Fleet Street alumni (who are also, in general, alumni of Stanford University) include:

- Winter Wright (class of 1986), Vice President of Content Strategy, Huawei.
- Kevin Bleyer (class of 1993), comedy writer best known as a writer for The Daily Show with Jon Stewart, where he won four Emmy Awards, and as a writer for President Barack Obama's White House Correspondence Dinner speeches. For his solo on "Black Coffee", the Contemporary A Cappella Society commented, "Kevin [has] a future on Broadway with a voice this warm and effortless."
- Greg Chun (class of 1993), composer best known for his work with The Lonely Island and voice actor known for his work in anime and video games.
- Chad Dyer (class of 1993), Chief Information Officer, Sequoia Capital.
- Michael K. Lee (class of 1994), theater actor and singer with credits on Broadway productions of Miss Saigon (Thuy), Jesus Christ Superstar (Simon Zealotes), and Rent. In a 2002 interview, he described Fleet Street as "one of the pivotal points of my life".

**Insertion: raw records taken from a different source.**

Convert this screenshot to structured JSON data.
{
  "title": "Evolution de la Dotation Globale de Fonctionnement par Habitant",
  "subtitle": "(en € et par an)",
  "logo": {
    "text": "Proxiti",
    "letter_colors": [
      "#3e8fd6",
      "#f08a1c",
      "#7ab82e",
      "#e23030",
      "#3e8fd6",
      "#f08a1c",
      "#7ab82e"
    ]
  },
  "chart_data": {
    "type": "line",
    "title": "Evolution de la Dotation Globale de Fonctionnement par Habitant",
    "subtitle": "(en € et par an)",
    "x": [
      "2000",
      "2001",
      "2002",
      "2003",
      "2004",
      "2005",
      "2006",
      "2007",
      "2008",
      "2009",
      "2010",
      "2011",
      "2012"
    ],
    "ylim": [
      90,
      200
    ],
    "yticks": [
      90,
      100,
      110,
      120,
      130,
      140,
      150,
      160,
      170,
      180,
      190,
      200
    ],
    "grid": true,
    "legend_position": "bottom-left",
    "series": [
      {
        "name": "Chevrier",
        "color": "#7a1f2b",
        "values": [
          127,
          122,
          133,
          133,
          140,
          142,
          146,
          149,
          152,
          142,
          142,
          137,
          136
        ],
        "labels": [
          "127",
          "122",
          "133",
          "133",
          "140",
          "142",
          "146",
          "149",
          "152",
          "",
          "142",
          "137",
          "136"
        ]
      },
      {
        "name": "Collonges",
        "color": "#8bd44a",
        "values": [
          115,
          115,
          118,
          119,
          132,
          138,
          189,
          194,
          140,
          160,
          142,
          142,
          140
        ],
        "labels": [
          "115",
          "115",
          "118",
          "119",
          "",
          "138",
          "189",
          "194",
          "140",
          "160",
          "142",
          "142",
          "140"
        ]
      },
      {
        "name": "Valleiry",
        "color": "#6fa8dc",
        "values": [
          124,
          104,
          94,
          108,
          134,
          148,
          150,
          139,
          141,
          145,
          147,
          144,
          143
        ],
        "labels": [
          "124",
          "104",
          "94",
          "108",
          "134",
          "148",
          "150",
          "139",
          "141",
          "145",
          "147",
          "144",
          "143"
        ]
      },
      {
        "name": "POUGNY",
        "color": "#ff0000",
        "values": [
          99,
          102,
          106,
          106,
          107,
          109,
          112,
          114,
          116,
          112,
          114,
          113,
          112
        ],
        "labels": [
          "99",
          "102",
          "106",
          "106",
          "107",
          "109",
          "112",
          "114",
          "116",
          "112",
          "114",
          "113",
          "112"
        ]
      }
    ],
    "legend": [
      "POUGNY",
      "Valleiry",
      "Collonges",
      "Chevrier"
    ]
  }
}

- Jerry Cain (class of 1995), Senior Lecturer of Computer Science at Stanford and lead engineer of the original Facebook "Like" button.
- Nirav Tolia (class of 1995), Co-Founder and CEO of Nextdoor.
- Jeremy Henrickson (class of 1996), Chief Product Officer, Coinbase.
- David Wiesen (class of 1999), Co-Founder and Director of Engineering, Nextdoor.
- Ed Sylvanus Iskandar (class of 2004), Drama Desk Award–winning theater director. A New York Times Critics' Pick and TONY's Critics' Pick winner.

In 2000, Fleet Street alumni were among the founding members of The Richter Scales, an a cappella group from San Francisco, CA, that was active from 2000 to 2014. In 2008, Fleet Street alumnus Matt Hempey led that group to win the Webby Award for Best Viral Video with their a cappella parody, "Here Comes Another Bubble".